Noteworthy acting and directing extends to the lead character as well, who’s played by Adam Driver in his first time playing the lead role in a movie that isn’t the forgotten 2014 thriller(?) Hungry Hearts. Driver’s been a noteworthy actor in supporting gigs for a while now, whether it’s in his memorable “OUTER! SPACE!” bit in Inside Llewyn Davis, a helpful scientist in Midnight Special and, of course, a truly great movie baddie in Star Wars: The Force Awakens. Now, Driver proves himself more than capable of carrying a move in a leading man capacity by proving his chops and then some in an absolutely fantastic performance that calls for some particularly skillful subtlety and nuance that Diver just nails and then some.
He carries with him in his performance a kind of likable subdued presence that the lead character of this movie was going to need to work at all properly as a guide of sorts for the audience through the various unique personalities inhabiting Paterson, New Jersey.
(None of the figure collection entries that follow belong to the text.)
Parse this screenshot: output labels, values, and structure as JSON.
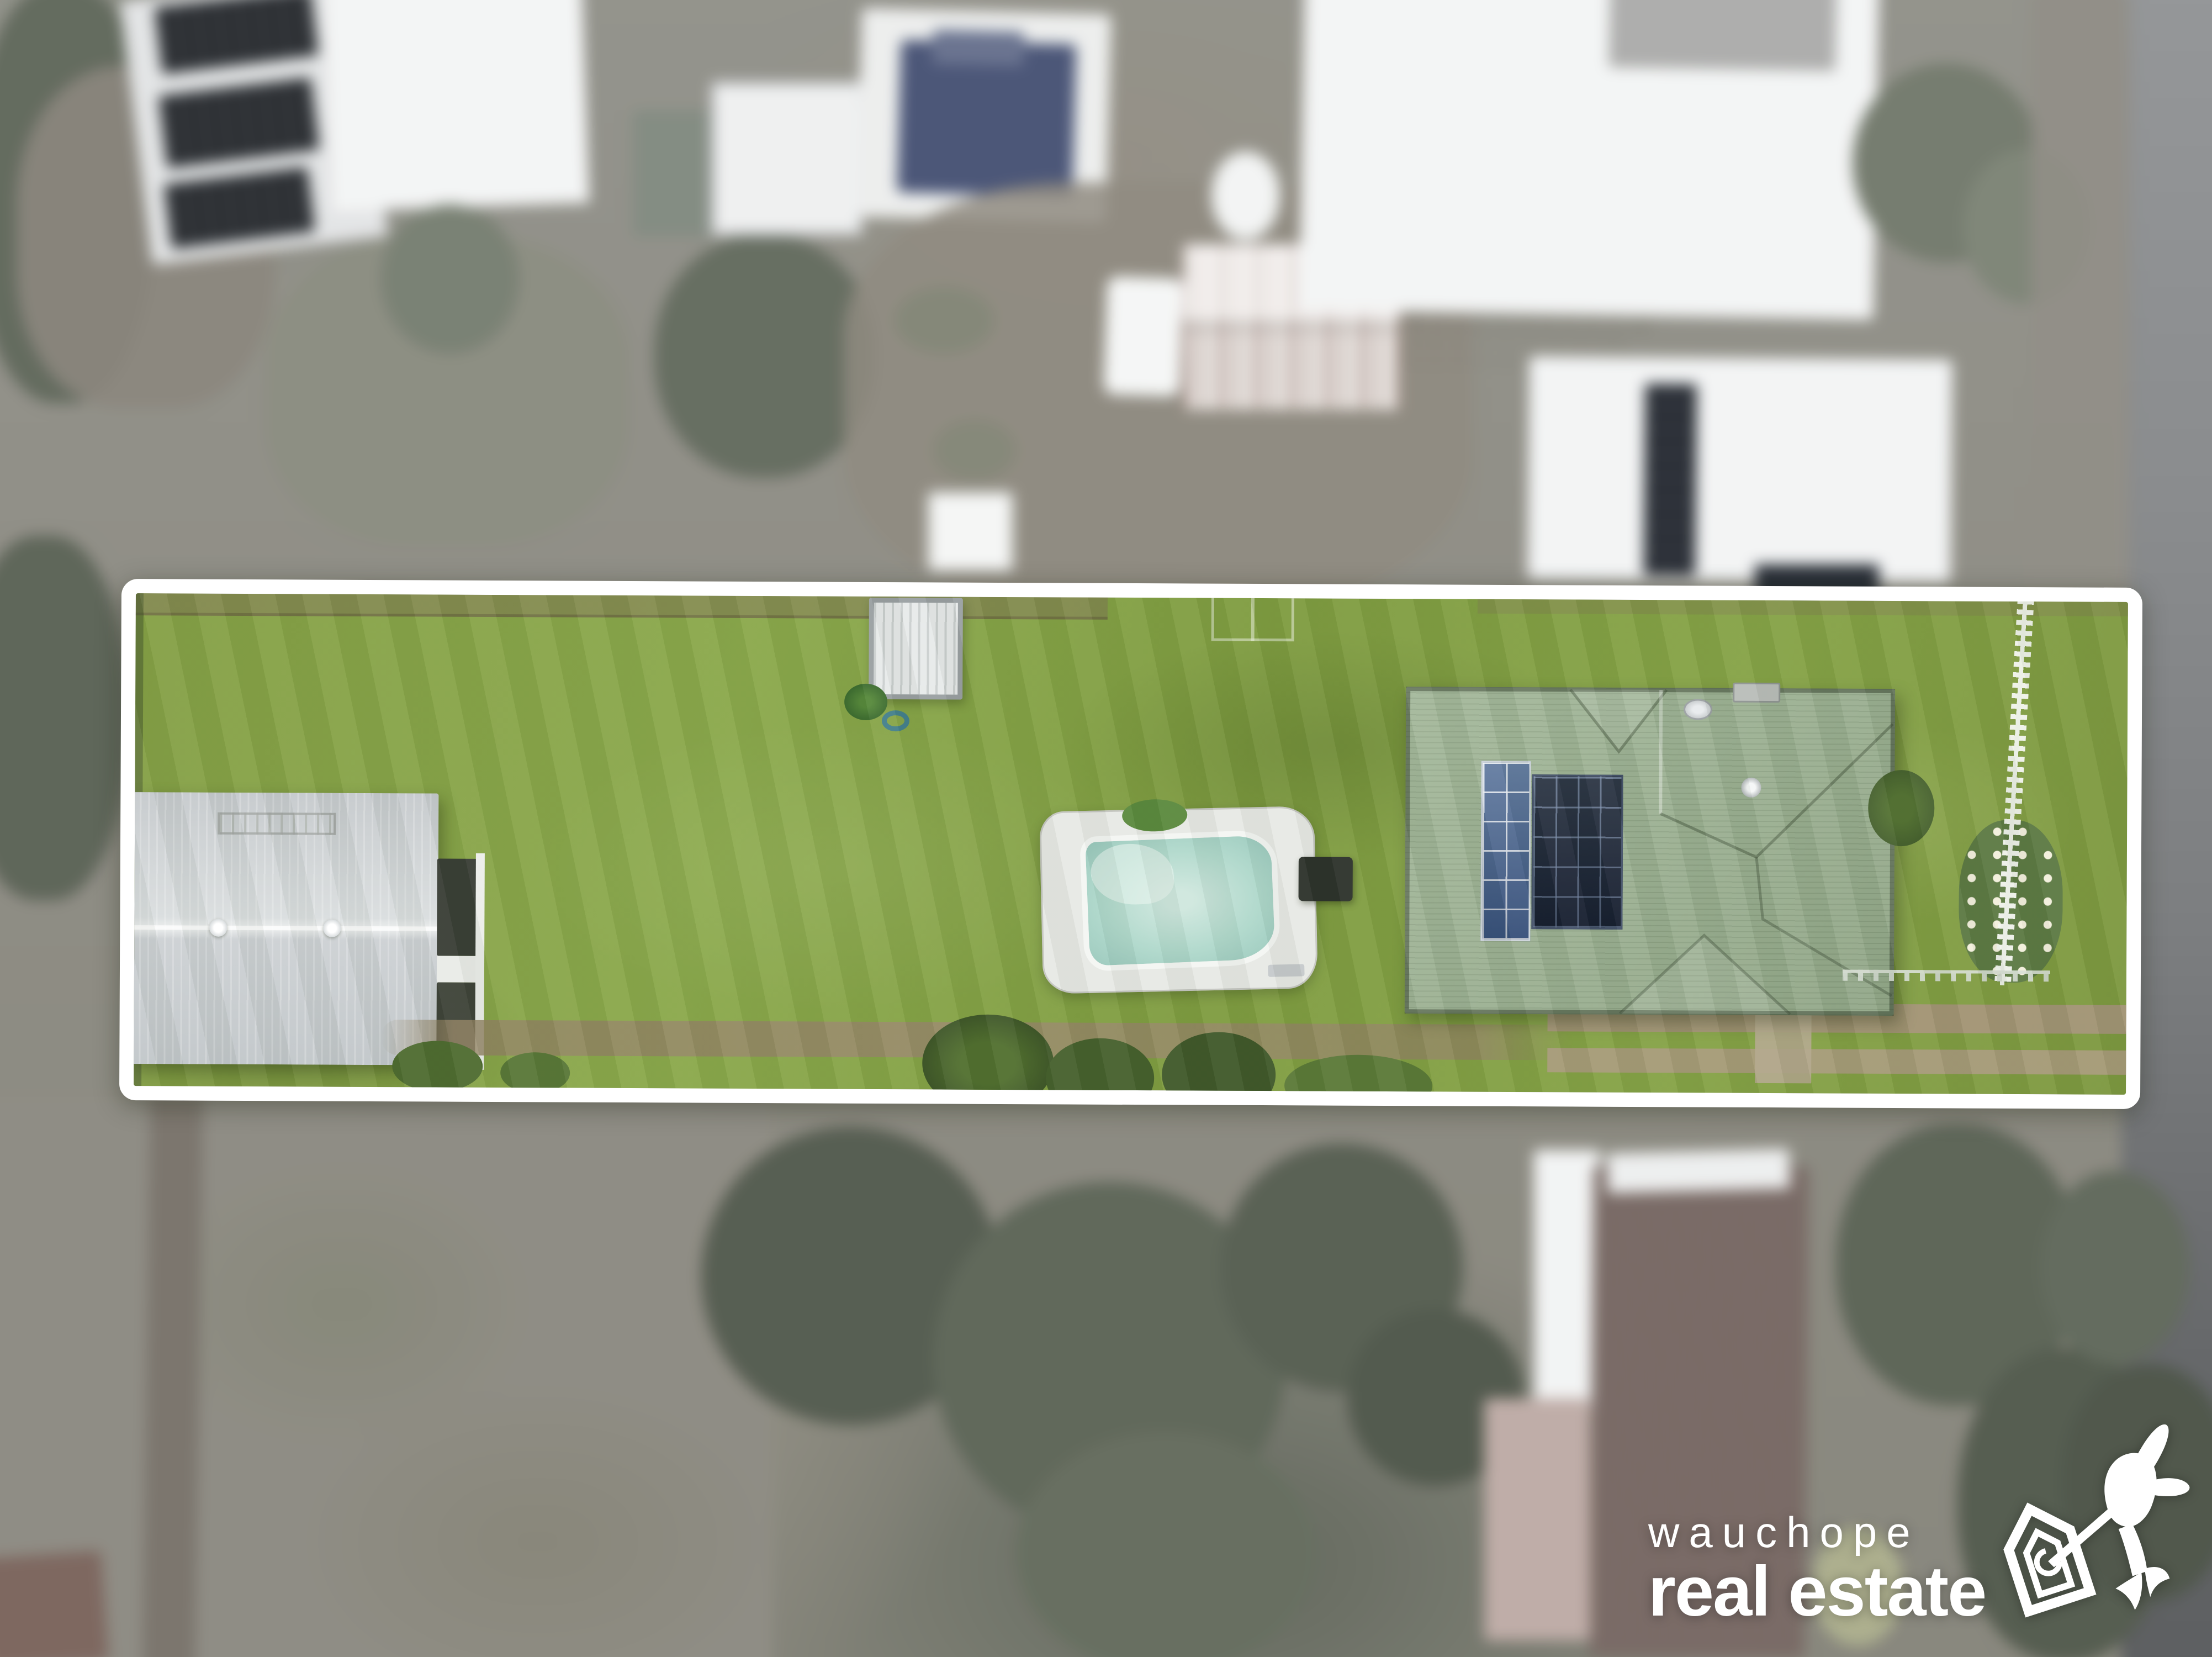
{
  "image": {
    "kind": "real-estate aerial drone photograph",
    "description": "Long residential block highlighted with a white outline; vivid lawn, garage shed, garden shed, in-ground pool, green-roof house with solar panels and picket fence. Surrounding neighbourhood is blurred and desaturated."
  },
  "watermark": {
    "brand_line_1": "wauchope",
    "brand_line_2": "real estate",
    "icon": "house-bird-logo-icon",
    "color": "#ffffff"
  },
  "palette": {
    "lawn": "#84a046",
    "lawn-light": "#90ac4f",
    "lawn-dark": "#6e8c3a",
    "boundary": "#ffffff",
    "house-roof": "#9bb191",
    "solar-dark": "#1d2737",
    "solar-blue": "#44628e",
    "shed-roof": "#ccd0d3",
    "pool-deck": "#e7e9e5",
    "pool-water": "#b2dacd",
    "road": "#75797d",
    "dirt-path": "#97896c",
    "blur-tree": "#515f47",
    "blur-field": "#8d8878",
    "neighbour-roof": "#eef0f0",
    "neighbour-pool": "#3d5292",
    "rust": "#a2604e",
    "watermark": "#ffffff"
  },
  "scene": {
    "property": {
      "label": "highlighted property lot",
      "features": [
        "lawn",
        "garage-shed",
        "roof-vents",
        "carport-bays",
        "clothesline",
        "garden-shed",
        "plant",
        "garden-hose",
        "garden-frame",
        "swimming-pool",
        "pool-pump",
        "dirt-path",
        "gravel-paths",
        "front-path",
        "main-house",
        "solar-array-blue",
        "solar-array-dark",
        "satellite-dish",
        "roof-vent",
        "chimney",
        "dark-bush",
        "rose-bush",
        "picket-fence",
        "front-fence",
        "trees",
        "garden-bushes"
      ]
    },
    "surroundings": {
      "label": "blurred neighbouring properties",
      "features": [
        "neighbour-house-with-solar",
        "neighbour-white-building",
        "green-shed",
        "white-shed",
        "neighbour-blue-pool",
        "dirt-yard",
        "water-tank-dome",
        "trailer",
        "rusty-roof-shed",
        "large-white-roof",
        "dark-gable-roof",
        "east-house-with-solar",
        "gazebo",
        "road",
        "field",
        "dirt-track",
        "trees",
        "brown-roof-house",
        "white-side-building",
        "salmon-deck",
        "yellow-bush"
      ]
    }
  }
}
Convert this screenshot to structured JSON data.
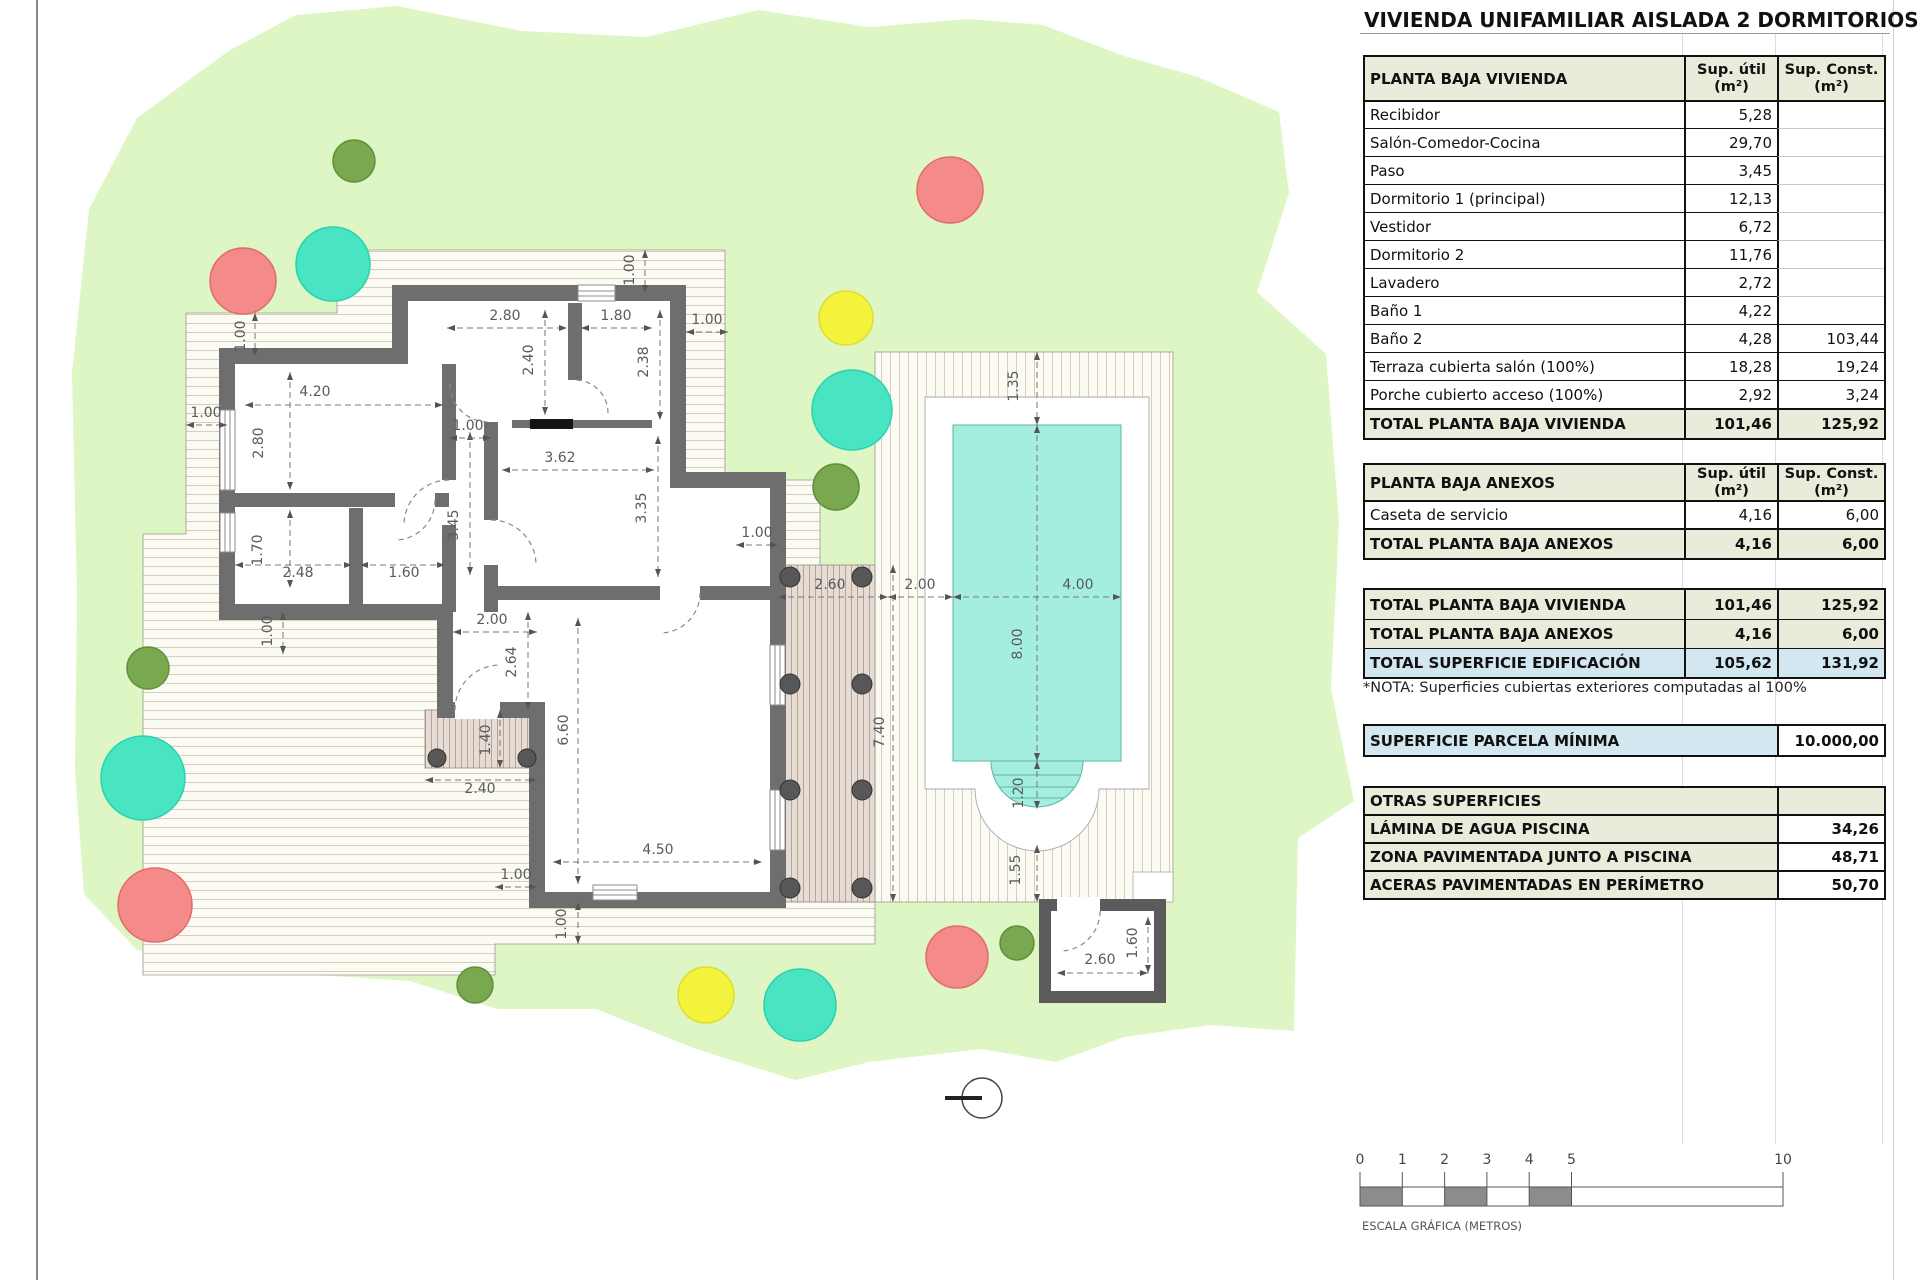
{
  "title": "VIVIENDA UNIFAMILIAR AISLADA 2 DORMITORIOS",
  "tables": {
    "vivienda": {
      "headers": [
        "PLANTA BAJA VIVIENDA",
        "Sup. útil\n(m²)",
        "Sup. Const.\n(m²)"
      ],
      "rows": [
        [
          "Recibidor",
          "5,28",
          ""
        ],
        [
          "Salón-Comedor-Cocina",
          "29,70",
          ""
        ],
        [
          "Paso",
          "3,45",
          ""
        ],
        [
          "Dormitorio 1 (principal)",
          "12,13",
          ""
        ],
        [
          "Vestidor",
          "6,72",
          ""
        ],
        [
          "Dormitorio 2",
          "11,76",
          ""
        ],
        [
          "Lavadero",
          "2,72",
          ""
        ],
        [
          "Baño 1",
          "4,22",
          ""
        ],
        [
          "Baño 2",
          "4,28",
          "103,44"
        ],
        [
          "Terraza cubierta salón (100%)",
          "18,28",
          "19,24"
        ],
        [
          "Porche cubierto acceso (100%)",
          "2,92",
          "3,24"
        ]
      ],
      "total": [
        "TOTAL PLANTA BAJA VIVIENDA",
        "101,46",
        "125,92"
      ]
    },
    "anexos": {
      "headers": [
        "PLANTA BAJA ANEXOS",
        "Sup. útil\n(m²)",
        "Sup. Const.\n(m²)"
      ],
      "rows": [
        [
          "Caseta de servicio",
          "4,16",
          "6,00"
        ]
      ],
      "total": [
        "TOTAL PLANTA BAJA ANEXOS",
        "4,16",
        "6,00"
      ]
    },
    "summary": {
      "rows": [
        [
          "TOTAL PLANTA BAJA VIVIENDA",
          "101,46",
          "125,92"
        ],
        [
          "TOTAL PLANTA BAJA ANEXOS",
          "4,16",
          "6,00"
        ],
        [
          "TOTAL SUPERFICIE EDIFICACIÓN",
          "105,62",
          "131,92"
        ]
      ]
    },
    "nota": "*NOTA: Superficies cubiertas exteriores computadas al 100%",
    "parcela": {
      "label": "SUPERFICIE PARCELA MÍNIMA",
      "value": "10.000,00"
    },
    "otras": {
      "header": "OTRAS SUPERFICIES",
      "rows": [
        [
          "LÁMINA DE AGUA PISCINA",
          "34,26"
        ],
        [
          "ZONA PAVIMENTADA JUNTO A PISCINA",
          "48,71"
        ],
        [
          "ACERAS PAVIMENTADAS EN PERÍMETRO",
          "50,70"
        ]
      ]
    }
  },
  "scalebar": {
    "ticks": [
      0,
      1,
      2,
      3,
      4,
      5,
      10
    ],
    "label": "ESCALA GRÁFICA (METROS)",
    "meters_to_px": 42.3,
    "origin_x": 1360
  },
  "plan": {
    "colors": {
      "parcel": "#ddf6c4",
      "wall": "#6e6e6e",
      "water": "#a4eede",
      "water_line": "#5fb3a4",
      "red": "#f58a8a",
      "red_s": "#e26b6b",
      "teal": "#49e5c3",
      "teal_s": "#2bd1ad",
      "yellow": "#f3f23c",
      "yellow_s": "#e0dd2a",
      "green": "#79a851",
      "green_s": "#5f8f3c",
      "dim": "#5a5a5a"
    },
    "trees": [
      {
        "x": 354,
        "y": 161,
        "r": 21,
        "c": "green"
      },
      {
        "x": 950,
        "y": 190,
        "r": 33,
        "c": "red"
      },
      {
        "x": 243,
        "y": 281,
        "r": 33,
        "c": "red"
      },
      {
        "x": 333,
        "y": 264,
        "r": 37,
        "c": "teal"
      },
      {
        "x": 846,
        "y": 318,
        "r": 27,
        "c": "yellow"
      },
      {
        "x": 852,
        "y": 410,
        "r": 40,
        "c": "teal"
      },
      {
        "x": 836,
        "y": 487,
        "r": 23,
        "c": "green"
      },
      {
        "x": 148,
        "y": 668,
        "r": 21,
        "c": "green"
      },
      {
        "x": 143,
        "y": 778,
        "r": 42,
        "c": "teal"
      },
      {
        "x": 155,
        "y": 905,
        "r": 37,
        "c": "red"
      },
      {
        "x": 475,
        "y": 985,
        "r": 18,
        "c": "green"
      },
      {
        "x": 706,
        "y": 995,
        "r": 28,
        "c": "yellow"
      },
      {
        "x": 800,
        "y": 1005,
        "r": 36,
        "c": "teal"
      },
      {
        "x": 957,
        "y": 957,
        "r": 31,
        "c": "red"
      },
      {
        "x": 1017,
        "y": 943,
        "r": 17,
        "c": "green"
      }
    ],
    "dim_labels": [
      {
        "t": "4.20",
        "x": 315,
        "y": 396,
        "r": 0
      },
      {
        "t": "2.80",
        "x": 263,
        "y": 443,
        "r": 90
      },
      {
        "t": "1.70",
        "x": 262,
        "y": 550,
        "r": 90
      },
      {
        "t": "2.48",
        "x": 298,
        "y": 577,
        "r": 0
      },
      {
        "t": "1.60",
        "x": 404,
        "y": 577,
        "r": 0
      },
      {
        "t": "2.80",
        "x": 505,
        "y": 320,
        "r": 0
      },
      {
        "t": "1.80",
        "x": 616,
        "y": 320,
        "r": 0
      },
      {
        "t": "2.40",
        "x": 533,
        "y": 360,
        "r": 90
      },
      {
        "t": "2.38",
        "x": 648,
        "y": 362,
        "r": 90
      },
      {
        "t": "3.62",
        "x": 560,
        "y": 462,
        "r": 0
      },
      {
        "t": "3.35",
        "x": 646,
        "y": 508,
        "r": 90
      },
      {
        "t": "3.45",
        "x": 458,
        "y": 525,
        "r": 90
      },
      {
        "t": "6.60",
        "x": 568,
        "y": 730,
        "r": 90
      },
      {
        "t": "4.50",
        "x": 658,
        "y": 854,
        "r": 0
      },
      {
        "t": "2.00",
        "x": 492,
        "y": 624,
        "r": 0
      },
      {
        "t": "2.64",
        "x": 516,
        "y": 662,
        "r": 90
      },
      {
        "t": "1.40",
        "x": 490,
        "y": 740,
        "r": 90
      },
      {
        "t": "2.40",
        "x": 480,
        "y": 793,
        "r": 0
      },
      {
        "t": "1.00",
        "x": 245,
        "y": 336,
        "r": 90
      },
      {
        "t": "1.00",
        "x": 206,
        "y": 417,
        "r": 0
      },
      {
        "t": "1.00",
        "x": 272,
        "y": 631,
        "r": 90
      },
      {
        "t": "1.00",
        "x": 634,
        "y": 270,
        "r": 90
      },
      {
        "t": "1.00",
        "x": 707,
        "y": 324,
        "r": 0
      },
      {
        "t": "1.00",
        "x": 757,
        "y": 537,
        "r": 0
      },
      {
        "t": "1.00",
        "x": 516,
        "y": 879,
        "r": 0
      },
      {
        "t": "1.00",
        "x": 566,
        "y": 924,
        "r": 90
      },
      {
        "t": "1.00",
        "x": 468,
        "y": 430,
        "r": 0
      },
      {
        "t": "2.60",
        "x": 830,
        "y": 589,
        "r": 0
      },
      {
        "t": "2.00",
        "x": 920,
        "y": 589,
        "r": 0
      },
      {
        "t": "4.00",
        "x": 1078,
        "y": 589,
        "r": 0
      },
      {
        "t": "8.00",
        "x": 1022,
        "y": 644,
        "r": 90
      },
      {
        "t": "1.35",
        "x": 1018,
        "y": 386,
        "r": 90
      },
      {
        "t": "7.40",
        "x": 884,
        "y": 732,
        "r": 90
      },
      {
        "t": "1.20",
        "x": 1023,
        "y": 793,
        "r": 90
      },
      {
        "t": "1.55",
        "x": 1020,
        "y": 870,
        "r": 90
      },
      {
        "t": "2.60",
        "x": 1100,
        "y": 964,
        "r": 0
      },
      {
        "t": "1.60",
        "x": 1137,
        "y": 943,
        "r": 90
      }
    ]
  }
}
You can easily see in Driver’s performance why his various co-workers or the inhabitants at the bar he frequents would take a shine to this character, an impressive feat considering Driver also maintains the clear personality trait Paterson carries above all else: a timid quiet demeanor. I’m not even if Paterson has the capability of yelling, the guy is so soft-spoken. Keeping both the likable affable nature of Paterson and his tranquil demeanor juggling in the air at the same time like that is a tall order but one that Adam Driver has no trouble accomplishing.
Driver’s also the one front and center in Paterson’s sole deviations into more stylized territory, which come in the form of Driver’s voice-over reading aloud poetry Paterson is writing with on-screen text of what the character is jotting down accompanying said voice-over. Despite being definitely a departure from the rest of the film, these sporadic digressions manage to still work in the context of the film mostly because the actions depicted on-screen still come off as restrained (after all, all Paterson himself is doing is writing words down, the voice-overs are basically him reading it aloud in his head) and they’re executed in a way that fits in with the gentle spirit of the movie, particularly the extremely lovely score presented in these heightened moments of Paterson working on his poetry. Those scenes of him writing serve as a strong encapsulation of the gentle and subtly beautiful vibe that Paterson works with to such memorable results. Plus, it doesn’t hurt that Paterson and his girlfriend have an absolutely adorable bulldog running around in various scenes!